Blackstrap Hawco (subtitled said to be about a Newfoundland Family) converns the family Hawco throughout the early years of Canadian existence and up into today. Told through various voices and styles (including several almost poetic interludes where the missing commas from Inside must have migrated to), Harvey spins a narrative of unparalleled complexity. Family myths become fact, facts become legend, and as Newfoundland is swept onto the Canadian stage, the struggle between traditional values and modern society finds itself embodied in the soul of Blackstrap Hawco.

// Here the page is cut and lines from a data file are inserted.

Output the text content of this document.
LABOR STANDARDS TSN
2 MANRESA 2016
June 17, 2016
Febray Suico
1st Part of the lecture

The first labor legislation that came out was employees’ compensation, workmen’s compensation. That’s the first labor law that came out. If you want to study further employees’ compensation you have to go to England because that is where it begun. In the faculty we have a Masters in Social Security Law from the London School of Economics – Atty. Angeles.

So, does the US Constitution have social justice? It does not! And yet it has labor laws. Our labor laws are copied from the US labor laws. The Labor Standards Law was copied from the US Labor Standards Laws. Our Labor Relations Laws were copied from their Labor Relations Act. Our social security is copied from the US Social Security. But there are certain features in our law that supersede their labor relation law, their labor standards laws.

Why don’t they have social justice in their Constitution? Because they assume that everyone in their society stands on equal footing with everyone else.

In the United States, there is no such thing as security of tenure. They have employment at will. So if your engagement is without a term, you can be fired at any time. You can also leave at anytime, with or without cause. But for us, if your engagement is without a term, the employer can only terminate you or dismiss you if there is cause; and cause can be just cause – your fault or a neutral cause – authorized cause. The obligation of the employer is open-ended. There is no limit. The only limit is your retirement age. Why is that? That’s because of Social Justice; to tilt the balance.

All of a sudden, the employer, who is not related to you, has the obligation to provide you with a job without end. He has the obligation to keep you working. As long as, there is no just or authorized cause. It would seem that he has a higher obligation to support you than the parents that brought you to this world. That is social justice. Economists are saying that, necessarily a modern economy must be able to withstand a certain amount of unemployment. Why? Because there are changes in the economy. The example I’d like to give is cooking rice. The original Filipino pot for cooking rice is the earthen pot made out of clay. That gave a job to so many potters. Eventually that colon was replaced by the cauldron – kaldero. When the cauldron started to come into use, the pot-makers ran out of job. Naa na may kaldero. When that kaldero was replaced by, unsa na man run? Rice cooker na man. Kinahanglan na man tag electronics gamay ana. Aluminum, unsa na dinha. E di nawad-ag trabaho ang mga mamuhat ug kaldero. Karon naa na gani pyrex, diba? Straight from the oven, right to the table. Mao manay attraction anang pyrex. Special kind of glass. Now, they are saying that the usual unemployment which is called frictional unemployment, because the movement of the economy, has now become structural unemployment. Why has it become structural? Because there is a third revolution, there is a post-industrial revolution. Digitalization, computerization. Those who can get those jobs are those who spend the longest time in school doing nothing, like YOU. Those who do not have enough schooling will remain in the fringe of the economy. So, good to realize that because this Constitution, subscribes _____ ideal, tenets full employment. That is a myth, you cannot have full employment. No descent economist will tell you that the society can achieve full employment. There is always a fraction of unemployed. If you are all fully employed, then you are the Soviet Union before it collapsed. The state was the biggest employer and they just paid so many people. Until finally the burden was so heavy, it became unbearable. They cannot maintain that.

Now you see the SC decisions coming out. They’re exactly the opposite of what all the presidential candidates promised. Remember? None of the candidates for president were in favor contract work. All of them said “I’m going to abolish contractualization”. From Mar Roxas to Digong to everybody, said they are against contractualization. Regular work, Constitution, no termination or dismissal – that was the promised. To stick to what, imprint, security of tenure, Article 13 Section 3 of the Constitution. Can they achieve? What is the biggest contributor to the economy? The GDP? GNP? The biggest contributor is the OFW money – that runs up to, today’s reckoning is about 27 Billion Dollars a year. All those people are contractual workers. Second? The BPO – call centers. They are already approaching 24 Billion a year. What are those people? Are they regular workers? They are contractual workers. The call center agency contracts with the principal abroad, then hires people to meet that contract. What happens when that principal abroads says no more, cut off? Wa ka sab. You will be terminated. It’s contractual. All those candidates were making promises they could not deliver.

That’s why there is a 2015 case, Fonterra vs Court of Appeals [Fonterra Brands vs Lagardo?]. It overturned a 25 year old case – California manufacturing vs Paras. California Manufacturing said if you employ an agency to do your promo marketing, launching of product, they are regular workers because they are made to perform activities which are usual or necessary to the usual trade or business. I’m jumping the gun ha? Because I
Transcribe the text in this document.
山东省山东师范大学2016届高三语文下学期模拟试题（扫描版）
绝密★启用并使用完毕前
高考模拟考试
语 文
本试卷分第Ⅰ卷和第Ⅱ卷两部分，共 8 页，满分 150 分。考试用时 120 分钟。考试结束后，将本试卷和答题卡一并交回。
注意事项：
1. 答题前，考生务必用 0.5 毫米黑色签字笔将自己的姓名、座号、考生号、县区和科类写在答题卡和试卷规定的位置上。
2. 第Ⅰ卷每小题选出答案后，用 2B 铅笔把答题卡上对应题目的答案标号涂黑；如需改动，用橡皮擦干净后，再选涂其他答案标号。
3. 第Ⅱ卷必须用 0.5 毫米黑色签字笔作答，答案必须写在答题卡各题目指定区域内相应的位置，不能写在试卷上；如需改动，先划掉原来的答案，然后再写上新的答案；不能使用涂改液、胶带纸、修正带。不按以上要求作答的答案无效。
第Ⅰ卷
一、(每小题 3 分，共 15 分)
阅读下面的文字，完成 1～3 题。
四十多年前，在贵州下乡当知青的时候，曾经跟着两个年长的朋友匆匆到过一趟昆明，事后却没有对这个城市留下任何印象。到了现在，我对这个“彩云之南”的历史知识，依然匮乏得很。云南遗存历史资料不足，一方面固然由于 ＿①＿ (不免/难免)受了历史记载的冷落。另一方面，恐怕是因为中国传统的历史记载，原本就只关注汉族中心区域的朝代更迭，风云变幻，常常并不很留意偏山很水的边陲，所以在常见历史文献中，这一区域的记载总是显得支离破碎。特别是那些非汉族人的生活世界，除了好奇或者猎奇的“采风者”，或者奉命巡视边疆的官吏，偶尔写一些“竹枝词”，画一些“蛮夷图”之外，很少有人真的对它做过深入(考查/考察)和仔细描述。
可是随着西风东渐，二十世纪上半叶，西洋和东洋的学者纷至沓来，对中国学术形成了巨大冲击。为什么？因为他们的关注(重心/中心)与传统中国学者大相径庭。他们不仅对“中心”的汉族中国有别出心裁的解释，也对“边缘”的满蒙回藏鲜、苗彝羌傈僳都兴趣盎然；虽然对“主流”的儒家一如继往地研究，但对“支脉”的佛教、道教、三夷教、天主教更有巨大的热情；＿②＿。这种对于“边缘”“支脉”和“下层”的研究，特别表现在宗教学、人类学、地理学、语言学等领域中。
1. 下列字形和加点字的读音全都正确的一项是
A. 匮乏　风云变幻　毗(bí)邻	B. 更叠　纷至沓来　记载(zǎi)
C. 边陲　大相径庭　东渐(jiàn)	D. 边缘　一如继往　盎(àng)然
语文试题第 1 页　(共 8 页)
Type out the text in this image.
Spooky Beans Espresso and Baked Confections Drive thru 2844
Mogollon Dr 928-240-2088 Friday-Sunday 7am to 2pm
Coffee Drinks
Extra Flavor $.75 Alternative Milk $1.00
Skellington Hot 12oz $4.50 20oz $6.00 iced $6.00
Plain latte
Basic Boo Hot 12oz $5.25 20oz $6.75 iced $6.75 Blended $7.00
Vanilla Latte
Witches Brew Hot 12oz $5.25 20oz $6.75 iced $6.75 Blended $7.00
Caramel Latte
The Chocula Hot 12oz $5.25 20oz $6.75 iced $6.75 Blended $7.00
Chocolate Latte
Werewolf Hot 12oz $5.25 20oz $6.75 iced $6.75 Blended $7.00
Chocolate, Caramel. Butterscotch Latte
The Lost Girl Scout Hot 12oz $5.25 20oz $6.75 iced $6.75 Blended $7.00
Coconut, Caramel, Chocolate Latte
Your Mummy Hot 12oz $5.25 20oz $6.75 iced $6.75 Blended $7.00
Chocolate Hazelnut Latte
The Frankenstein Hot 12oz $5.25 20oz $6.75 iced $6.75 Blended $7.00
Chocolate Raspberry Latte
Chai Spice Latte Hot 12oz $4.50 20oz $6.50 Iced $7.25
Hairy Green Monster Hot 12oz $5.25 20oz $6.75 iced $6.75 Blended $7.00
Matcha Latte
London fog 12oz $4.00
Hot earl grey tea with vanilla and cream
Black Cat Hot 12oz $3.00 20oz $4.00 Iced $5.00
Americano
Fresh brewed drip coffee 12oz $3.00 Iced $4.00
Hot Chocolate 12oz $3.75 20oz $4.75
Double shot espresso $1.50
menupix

Blackstrap is far and away Harvey's most impressive novel, and it is a testament that he holds sway over the reader even as his narratives contradict each other and the truth of the reality becomes suspect. While an imperfect and somewhat unwieldy beast - the seams and grout of this massive structure are clearly visible - Blackstrap holds the reader in thrall throughout its intersecting storylines. Again, Harvey works with the theme of the outside as represented by Newfoundland in its relation to Canada, but unlike the sterling work of fellow Newfoundland writers Wayne Johnston and Michael Winter, Harvey could never be accused of softening the edges of his resolutely bleak characters. There is little humour in Blackstrap, and its constant direness can become tiresome. But the overall effect is stunning.

I cannot adequately summarize the importance of Harvey to Canadian literature. I can only praise it, and hope to bring others to the fold. Kenneth J. Harvey is one of Canada's finest writers - show him some respect and read him.

4 comments:

John Mutford said...

Being a bad Newfoundlander, I've yet to read one of Harvey's books (though I have at least read a short story of his that I quite enjoyed). Based on the premise, I want to start with The Town That Forgot How To Breathe. It sounds very Saramago-ish.

Miriam said...

Nice post. I'm reading Blackstrap Hawco right now, and am dismayed that I hadn't heard of Harvey before this book.

Wanda said...

You must have been great on the debate team in school--you've convinced me, though I think I'll put Harvey on hold until the 3rd Canadian Book Challenge...

GeraniumCat said...

I loved The Town that Forgot How to Breathe and I'm thinking I'll re-read it for the 3rd Canadian Book Challenge. I read one of his other novels that was so scary it was weeks before I re-emerged from under the bed, though.

He's not easy to find here in the UK, which is a real shame.